ACROSS: What is the catchment area of the marketing activity?

LUNGKOFLER: The catchment is geared towards the tourist environment (30–60 minutes drive), the local population (45 minutes drive), and the traffic on the adjacent highways. The operator, FOC Retail Service, uses similar channels to most outlet operators, offline and online, as well as its own CRM system and individual initiatives. Due to customers’ strong use of online and social media channels, we have an increased online presence. In contrast to pure online retail, we have to balance online and offline and convert customers into “offline” visitors.

ACROSS: F&B and leisure have become increasingly important in the outlet industry, especially recently. How can this trend be implemented in a small location?
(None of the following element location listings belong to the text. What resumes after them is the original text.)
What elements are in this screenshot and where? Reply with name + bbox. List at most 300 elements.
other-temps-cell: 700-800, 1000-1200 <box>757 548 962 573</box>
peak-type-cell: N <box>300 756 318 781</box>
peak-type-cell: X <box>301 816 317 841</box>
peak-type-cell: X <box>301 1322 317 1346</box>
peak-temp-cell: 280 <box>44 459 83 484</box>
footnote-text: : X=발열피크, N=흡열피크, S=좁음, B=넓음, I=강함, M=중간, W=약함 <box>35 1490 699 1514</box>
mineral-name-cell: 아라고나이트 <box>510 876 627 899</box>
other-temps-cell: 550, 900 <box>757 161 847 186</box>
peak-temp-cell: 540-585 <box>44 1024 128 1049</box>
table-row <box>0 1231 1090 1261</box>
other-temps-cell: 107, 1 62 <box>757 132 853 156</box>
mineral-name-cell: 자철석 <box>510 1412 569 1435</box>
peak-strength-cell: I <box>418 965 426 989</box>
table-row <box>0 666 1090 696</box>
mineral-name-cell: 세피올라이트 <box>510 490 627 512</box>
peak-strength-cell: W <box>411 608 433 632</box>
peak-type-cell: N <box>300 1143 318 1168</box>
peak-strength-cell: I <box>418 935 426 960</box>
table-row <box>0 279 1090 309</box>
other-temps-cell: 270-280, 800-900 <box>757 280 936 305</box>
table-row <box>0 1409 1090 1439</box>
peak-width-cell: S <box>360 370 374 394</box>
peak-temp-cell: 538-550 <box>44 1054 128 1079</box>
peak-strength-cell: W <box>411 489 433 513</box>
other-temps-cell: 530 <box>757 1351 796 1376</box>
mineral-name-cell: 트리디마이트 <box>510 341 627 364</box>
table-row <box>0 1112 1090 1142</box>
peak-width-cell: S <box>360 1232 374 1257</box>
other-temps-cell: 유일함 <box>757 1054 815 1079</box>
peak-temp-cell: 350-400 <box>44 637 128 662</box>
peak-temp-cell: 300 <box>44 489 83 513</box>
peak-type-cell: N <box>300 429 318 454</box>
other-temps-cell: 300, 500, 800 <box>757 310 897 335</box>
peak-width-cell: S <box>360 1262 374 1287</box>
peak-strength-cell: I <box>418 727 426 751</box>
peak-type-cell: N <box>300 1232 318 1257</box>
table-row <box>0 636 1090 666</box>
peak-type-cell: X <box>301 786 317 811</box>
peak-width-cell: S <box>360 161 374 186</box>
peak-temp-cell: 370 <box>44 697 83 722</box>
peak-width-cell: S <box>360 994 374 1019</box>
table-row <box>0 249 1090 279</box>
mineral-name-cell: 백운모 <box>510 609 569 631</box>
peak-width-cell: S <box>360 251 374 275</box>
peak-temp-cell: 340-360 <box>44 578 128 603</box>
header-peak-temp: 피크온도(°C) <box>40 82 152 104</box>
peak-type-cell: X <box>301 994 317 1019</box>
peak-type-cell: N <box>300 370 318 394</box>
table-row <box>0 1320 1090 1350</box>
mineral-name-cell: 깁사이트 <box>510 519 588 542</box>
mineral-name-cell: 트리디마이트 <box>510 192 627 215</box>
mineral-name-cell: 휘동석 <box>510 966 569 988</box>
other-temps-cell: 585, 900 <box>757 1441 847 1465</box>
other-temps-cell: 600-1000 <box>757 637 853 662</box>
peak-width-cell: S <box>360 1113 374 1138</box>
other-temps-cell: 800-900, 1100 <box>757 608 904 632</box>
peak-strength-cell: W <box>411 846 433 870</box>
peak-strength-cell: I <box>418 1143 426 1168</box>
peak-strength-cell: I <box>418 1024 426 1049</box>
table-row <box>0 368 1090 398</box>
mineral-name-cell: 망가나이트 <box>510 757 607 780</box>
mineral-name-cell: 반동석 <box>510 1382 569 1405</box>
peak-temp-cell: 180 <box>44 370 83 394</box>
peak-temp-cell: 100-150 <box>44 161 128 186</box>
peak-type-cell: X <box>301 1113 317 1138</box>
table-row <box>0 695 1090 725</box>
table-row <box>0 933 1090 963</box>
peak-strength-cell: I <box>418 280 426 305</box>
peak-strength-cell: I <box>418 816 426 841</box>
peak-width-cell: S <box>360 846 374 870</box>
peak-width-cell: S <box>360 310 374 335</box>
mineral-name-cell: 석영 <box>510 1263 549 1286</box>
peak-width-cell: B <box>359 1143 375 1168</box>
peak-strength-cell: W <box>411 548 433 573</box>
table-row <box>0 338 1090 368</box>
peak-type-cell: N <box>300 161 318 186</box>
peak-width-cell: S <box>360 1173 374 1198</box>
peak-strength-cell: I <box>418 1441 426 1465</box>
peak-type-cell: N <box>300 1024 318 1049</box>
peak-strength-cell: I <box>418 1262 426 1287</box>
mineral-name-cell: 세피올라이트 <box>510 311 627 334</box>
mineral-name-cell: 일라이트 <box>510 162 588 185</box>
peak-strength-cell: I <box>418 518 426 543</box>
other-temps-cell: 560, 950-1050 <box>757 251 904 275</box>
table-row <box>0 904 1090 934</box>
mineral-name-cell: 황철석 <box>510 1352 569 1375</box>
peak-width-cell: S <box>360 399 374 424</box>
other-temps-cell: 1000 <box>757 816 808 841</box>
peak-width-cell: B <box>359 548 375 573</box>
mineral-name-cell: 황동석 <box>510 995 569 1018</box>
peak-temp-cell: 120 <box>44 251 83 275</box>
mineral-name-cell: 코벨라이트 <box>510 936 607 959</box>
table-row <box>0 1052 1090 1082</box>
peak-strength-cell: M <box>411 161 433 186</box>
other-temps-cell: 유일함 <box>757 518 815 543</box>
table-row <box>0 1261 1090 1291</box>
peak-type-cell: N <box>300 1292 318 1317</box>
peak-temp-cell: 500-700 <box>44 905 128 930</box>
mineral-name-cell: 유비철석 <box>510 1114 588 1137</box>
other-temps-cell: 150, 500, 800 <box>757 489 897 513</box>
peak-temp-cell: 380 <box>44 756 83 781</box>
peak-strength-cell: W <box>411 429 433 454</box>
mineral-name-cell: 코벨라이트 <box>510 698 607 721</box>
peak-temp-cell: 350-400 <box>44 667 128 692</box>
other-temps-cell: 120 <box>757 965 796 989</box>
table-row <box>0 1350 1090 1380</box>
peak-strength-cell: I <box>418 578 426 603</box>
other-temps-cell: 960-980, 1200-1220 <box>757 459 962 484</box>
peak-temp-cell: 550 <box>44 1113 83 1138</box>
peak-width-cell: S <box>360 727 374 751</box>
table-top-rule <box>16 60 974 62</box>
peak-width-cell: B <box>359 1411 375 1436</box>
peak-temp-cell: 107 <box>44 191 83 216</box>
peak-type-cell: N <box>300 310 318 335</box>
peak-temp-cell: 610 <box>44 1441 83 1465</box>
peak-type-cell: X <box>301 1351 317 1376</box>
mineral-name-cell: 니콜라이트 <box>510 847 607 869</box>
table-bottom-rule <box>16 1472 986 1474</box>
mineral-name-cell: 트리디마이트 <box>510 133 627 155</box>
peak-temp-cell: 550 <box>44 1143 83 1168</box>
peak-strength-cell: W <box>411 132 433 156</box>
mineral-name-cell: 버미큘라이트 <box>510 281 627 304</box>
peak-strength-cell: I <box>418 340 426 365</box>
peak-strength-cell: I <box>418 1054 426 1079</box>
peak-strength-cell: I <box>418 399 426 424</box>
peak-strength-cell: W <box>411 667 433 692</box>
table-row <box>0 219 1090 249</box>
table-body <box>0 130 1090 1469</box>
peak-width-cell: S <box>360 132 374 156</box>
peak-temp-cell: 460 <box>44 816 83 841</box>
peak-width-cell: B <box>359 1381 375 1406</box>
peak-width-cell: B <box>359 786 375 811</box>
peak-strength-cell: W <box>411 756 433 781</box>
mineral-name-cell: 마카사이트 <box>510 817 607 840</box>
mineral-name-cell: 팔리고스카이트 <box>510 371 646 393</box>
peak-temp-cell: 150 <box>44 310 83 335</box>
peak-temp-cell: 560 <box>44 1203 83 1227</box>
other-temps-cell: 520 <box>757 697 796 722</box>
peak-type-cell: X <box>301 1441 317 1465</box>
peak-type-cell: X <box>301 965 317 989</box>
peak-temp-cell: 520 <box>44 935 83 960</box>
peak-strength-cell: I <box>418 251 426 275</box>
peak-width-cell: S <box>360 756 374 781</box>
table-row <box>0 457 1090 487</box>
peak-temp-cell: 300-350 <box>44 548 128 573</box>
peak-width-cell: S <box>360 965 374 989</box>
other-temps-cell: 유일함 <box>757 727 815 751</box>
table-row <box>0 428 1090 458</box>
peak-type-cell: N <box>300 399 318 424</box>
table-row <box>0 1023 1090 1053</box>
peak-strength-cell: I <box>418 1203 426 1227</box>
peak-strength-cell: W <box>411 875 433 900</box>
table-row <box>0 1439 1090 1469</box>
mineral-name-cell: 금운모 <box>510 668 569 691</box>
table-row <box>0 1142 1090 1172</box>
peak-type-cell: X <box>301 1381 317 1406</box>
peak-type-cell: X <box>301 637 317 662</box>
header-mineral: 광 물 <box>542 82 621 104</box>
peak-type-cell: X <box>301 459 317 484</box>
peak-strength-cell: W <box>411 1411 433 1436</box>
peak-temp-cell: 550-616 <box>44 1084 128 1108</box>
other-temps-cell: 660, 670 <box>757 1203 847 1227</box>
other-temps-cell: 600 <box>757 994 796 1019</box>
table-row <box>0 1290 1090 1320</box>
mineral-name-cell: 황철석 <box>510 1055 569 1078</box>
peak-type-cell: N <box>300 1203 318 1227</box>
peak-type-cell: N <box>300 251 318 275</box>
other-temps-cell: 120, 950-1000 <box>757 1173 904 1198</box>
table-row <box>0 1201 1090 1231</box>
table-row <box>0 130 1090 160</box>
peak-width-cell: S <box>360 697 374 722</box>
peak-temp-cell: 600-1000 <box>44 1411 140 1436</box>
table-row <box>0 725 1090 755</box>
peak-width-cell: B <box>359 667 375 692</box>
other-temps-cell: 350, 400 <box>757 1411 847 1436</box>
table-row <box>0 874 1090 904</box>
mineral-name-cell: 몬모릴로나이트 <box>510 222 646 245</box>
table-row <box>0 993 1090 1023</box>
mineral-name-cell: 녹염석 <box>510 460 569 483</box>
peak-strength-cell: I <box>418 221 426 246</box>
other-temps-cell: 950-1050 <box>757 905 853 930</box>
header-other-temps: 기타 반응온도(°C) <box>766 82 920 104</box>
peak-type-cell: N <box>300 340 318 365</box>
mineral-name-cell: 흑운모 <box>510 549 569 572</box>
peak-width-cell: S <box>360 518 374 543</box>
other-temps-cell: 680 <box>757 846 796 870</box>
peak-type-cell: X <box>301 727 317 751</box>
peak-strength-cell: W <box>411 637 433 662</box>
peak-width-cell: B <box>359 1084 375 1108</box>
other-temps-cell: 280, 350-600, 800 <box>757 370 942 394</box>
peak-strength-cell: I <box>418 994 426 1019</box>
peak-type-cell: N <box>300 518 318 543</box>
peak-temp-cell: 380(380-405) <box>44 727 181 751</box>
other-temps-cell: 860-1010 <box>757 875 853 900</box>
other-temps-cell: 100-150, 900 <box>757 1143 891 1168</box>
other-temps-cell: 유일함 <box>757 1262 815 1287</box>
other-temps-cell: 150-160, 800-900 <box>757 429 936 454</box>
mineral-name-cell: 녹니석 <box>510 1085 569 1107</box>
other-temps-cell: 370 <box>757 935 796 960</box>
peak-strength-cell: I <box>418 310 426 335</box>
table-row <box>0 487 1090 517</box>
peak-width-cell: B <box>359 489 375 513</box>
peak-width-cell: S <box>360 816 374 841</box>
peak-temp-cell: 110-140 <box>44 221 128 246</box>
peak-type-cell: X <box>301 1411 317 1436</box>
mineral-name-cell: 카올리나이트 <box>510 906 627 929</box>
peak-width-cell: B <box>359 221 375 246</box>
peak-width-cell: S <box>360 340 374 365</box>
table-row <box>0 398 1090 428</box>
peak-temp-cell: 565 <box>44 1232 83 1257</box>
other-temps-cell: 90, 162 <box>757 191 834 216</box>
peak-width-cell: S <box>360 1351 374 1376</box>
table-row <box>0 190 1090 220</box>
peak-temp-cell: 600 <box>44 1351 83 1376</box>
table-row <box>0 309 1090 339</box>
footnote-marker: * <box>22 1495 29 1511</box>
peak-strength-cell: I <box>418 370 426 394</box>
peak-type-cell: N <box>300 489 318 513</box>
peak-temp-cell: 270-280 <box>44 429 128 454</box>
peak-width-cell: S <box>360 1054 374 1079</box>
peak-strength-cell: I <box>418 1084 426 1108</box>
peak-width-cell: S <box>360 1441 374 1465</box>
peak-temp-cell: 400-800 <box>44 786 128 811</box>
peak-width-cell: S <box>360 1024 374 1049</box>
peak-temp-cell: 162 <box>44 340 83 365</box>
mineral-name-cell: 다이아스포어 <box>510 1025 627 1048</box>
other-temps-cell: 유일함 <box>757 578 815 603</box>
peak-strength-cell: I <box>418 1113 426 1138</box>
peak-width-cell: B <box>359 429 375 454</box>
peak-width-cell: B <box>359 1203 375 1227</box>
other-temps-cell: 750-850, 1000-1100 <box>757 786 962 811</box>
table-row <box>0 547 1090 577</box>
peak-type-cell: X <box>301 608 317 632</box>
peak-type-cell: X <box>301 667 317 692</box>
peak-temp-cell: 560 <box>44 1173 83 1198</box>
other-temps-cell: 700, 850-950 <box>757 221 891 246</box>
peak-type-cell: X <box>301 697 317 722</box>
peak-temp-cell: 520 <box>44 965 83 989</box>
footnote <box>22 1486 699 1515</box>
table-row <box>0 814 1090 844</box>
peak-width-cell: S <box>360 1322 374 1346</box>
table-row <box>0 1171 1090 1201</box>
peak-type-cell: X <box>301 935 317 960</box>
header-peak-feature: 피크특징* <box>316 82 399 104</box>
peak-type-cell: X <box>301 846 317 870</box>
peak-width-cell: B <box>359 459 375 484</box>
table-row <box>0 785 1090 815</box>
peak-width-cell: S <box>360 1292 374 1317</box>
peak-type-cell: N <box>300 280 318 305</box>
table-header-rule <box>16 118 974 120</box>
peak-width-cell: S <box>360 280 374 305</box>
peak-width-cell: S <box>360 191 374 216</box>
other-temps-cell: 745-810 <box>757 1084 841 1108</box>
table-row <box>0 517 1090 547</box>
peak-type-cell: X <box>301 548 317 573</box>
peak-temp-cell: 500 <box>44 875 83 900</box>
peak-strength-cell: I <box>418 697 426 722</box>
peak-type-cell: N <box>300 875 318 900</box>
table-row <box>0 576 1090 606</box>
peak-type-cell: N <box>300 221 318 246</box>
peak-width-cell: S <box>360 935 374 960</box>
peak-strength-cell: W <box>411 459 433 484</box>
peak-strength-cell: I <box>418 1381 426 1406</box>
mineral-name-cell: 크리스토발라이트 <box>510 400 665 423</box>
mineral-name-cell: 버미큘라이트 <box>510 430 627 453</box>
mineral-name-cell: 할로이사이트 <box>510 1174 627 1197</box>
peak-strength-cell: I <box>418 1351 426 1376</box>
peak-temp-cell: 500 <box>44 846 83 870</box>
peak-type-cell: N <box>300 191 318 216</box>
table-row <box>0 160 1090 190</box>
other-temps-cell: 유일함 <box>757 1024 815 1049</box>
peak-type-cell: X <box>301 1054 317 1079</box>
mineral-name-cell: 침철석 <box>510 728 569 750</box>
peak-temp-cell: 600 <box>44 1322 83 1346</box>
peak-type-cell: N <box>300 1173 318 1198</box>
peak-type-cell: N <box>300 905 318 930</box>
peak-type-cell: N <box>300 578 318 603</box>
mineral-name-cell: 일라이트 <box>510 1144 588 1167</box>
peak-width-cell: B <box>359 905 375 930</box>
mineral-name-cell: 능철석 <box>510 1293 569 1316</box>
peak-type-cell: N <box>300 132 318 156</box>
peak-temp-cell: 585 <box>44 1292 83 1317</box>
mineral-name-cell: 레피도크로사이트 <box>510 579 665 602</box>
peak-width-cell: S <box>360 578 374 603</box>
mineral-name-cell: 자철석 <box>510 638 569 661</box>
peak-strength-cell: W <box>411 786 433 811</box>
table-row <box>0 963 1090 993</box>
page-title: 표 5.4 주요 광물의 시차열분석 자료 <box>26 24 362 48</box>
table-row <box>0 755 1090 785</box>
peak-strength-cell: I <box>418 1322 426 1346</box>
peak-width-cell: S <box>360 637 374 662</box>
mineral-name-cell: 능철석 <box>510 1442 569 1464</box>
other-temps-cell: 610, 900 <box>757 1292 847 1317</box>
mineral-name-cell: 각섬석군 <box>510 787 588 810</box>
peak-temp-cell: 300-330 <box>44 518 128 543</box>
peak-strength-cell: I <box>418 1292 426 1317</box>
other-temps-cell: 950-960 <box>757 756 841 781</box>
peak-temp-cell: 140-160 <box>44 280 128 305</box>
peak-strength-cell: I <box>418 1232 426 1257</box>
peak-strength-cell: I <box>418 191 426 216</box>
LUNGKOFLER: There are currently no restaurants in the outlets. This is not so much because it is undesirable or unsuccessful but because it is part of the development concept for the coming years. In terms of construction, the development of gastronomic units would be possible, and a suitable concept is being worked on. Concerning “Leisure,” it is essential to mention that the outlets are linked to the surrounding touristic attractions. In the case of Felden am Chiemsee, Hammerau, or Eben, a wide range of summer and winter sports and leisure activities are offered. The outlets are part of the regional tourist brands and are therefore marketed accordingly as part of the overall touristic offers.